Alpine/ZFP

Computational science applications generate massive amounts of data from which scientists must extract information and visualize the results. Performing the visualization and analysis tasks in situ while the simulation is running can result in the improved use of computational resources and reduce the time that the scientists must wait for their results. The ALPINE/ZFP project is delivering in situ visualization and analysis infrastructure and algorithms, including a data compression capability for floating-point arrays to reduce memory, communication, I/O, and offline storage costs.

Project Details

Many high-performance simulation codes write data to disk to visualize and analyze it after the simulation is completed. Given the exascale I/O bandwidth constraints, this process must be performed in situ to fully use the exascale resources.
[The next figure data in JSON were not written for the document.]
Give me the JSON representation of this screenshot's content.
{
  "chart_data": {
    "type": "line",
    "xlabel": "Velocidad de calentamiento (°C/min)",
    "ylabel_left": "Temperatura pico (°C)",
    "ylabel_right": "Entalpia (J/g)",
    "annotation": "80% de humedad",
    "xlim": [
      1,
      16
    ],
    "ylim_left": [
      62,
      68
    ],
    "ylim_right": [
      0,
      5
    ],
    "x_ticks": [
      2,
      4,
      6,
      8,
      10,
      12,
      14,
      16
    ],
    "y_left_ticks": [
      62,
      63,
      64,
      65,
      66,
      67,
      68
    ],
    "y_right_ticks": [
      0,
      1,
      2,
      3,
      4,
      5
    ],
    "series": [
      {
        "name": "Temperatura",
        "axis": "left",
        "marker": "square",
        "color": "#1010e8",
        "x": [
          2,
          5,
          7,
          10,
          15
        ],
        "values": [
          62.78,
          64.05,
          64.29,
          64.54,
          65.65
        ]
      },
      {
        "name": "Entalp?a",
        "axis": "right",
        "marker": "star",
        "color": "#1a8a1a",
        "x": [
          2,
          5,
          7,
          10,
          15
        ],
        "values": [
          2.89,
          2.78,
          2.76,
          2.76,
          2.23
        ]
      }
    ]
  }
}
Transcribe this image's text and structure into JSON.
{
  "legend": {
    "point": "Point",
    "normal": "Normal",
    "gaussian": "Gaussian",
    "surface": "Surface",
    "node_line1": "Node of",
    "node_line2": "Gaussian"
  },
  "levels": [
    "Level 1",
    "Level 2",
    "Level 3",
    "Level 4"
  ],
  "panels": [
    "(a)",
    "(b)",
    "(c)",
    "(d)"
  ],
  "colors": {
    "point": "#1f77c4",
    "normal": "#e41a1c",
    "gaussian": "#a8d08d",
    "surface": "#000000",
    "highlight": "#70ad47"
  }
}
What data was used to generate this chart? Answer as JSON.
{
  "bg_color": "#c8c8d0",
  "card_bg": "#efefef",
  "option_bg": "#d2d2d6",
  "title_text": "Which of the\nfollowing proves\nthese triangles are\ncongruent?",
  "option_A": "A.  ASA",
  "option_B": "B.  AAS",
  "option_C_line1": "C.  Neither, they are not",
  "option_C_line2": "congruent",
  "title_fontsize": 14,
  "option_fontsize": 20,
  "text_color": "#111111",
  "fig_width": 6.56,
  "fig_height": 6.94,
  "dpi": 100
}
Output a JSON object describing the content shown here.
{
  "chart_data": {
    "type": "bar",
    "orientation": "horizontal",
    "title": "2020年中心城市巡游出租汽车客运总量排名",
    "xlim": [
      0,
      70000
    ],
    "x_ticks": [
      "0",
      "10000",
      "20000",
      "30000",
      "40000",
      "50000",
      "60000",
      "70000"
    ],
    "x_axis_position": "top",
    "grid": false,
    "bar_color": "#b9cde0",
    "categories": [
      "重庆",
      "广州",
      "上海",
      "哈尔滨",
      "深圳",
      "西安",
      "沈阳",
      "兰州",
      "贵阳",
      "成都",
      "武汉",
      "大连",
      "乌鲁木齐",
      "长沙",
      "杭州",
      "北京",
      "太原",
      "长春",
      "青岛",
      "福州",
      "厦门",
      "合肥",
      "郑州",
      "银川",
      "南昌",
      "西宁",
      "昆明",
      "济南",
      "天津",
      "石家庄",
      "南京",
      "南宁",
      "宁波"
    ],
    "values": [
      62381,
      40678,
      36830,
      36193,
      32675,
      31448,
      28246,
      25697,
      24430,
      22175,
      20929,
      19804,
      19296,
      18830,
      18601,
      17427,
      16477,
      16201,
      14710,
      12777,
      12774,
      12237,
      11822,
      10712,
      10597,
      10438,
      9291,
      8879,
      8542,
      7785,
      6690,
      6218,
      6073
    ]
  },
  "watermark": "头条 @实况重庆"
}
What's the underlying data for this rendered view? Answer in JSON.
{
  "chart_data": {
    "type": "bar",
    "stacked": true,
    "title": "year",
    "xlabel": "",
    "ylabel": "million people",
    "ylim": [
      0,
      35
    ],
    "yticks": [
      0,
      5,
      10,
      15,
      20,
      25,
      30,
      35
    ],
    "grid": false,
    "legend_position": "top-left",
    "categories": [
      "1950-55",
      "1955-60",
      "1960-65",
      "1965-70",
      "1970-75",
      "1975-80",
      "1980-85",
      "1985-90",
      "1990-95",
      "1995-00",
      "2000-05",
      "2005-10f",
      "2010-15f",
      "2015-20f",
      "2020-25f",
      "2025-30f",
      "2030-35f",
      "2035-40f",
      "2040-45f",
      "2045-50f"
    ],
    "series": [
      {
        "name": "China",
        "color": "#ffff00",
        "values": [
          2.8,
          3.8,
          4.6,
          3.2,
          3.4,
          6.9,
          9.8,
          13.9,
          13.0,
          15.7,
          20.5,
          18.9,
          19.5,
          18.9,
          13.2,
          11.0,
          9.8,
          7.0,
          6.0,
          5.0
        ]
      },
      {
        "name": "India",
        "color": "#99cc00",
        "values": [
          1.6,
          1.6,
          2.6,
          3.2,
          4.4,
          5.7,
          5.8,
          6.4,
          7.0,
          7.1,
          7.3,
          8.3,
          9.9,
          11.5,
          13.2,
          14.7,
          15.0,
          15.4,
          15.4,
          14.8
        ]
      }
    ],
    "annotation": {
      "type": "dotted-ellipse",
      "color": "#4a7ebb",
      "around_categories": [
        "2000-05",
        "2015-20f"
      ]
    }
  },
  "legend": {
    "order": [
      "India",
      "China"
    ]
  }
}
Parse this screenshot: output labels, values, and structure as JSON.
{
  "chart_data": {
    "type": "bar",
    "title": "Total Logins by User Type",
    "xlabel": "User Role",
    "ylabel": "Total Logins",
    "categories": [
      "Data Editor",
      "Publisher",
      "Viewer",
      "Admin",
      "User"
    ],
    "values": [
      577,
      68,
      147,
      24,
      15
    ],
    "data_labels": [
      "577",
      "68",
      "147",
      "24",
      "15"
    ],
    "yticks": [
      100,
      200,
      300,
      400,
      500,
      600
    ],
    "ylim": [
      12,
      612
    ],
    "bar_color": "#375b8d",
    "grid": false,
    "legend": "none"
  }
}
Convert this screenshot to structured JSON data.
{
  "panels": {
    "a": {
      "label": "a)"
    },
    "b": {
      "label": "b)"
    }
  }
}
In situ data analysis and visualization selects, analyzes, reduces, and generates extracts from a scientific simulation while the simulation is running to overcome bandwidth and storage bottlenecks associated with writing the full simulation results to the file system. The ALPINE/ ZFP project produces in situ visualization and analysis infrastructure that will be used by the exascale applications along with a lossy compression capability for floating point arrays.

The ALPINE development effort focuses on delivering exascale visualization and analysis algorithms that will be critical for exascale applications; developing an exascale-capable infrastructure for in situ algorithms and deploying it into existing applications, libraries, and tools; and engaging with exascale application teams to integrate ALPINE with their software. This capability will leverage existing, successful software, ParaView/Catalyst, VisIt, and a new lightweight infrastructure, Ascent. ALPINE capabilities will be integrated into these infrastructures for deployment in exascale science codes to address exascale challenges.

Overcoming the performance cost of data movement is also critical. With deepening memory hierarchies and dwindling per-core memory bandwidth due to increasing parallelism, even on-node data motion causes significant performance bottlenecks and primary source of power consumption. The ZFP software is a floating-point array primitive that mitigates this problem by using very high-speed, lossy (but optionally error-bounded) compression to significantly reduce data volumes and I/O times. The ZFP development effort focuses on (1) extending ZFP to make it more readily usable in an exascale computing setting by parallelizing it on both CPU and GPU while ensuring thread safety, (2) providing bindings for multiple programming languages, (3) adding new functionality, (4) hardening the software and adopting best practices for software development, and (5) integrating ZFP with a variety of exascale applications, I/O libraries, and software tools.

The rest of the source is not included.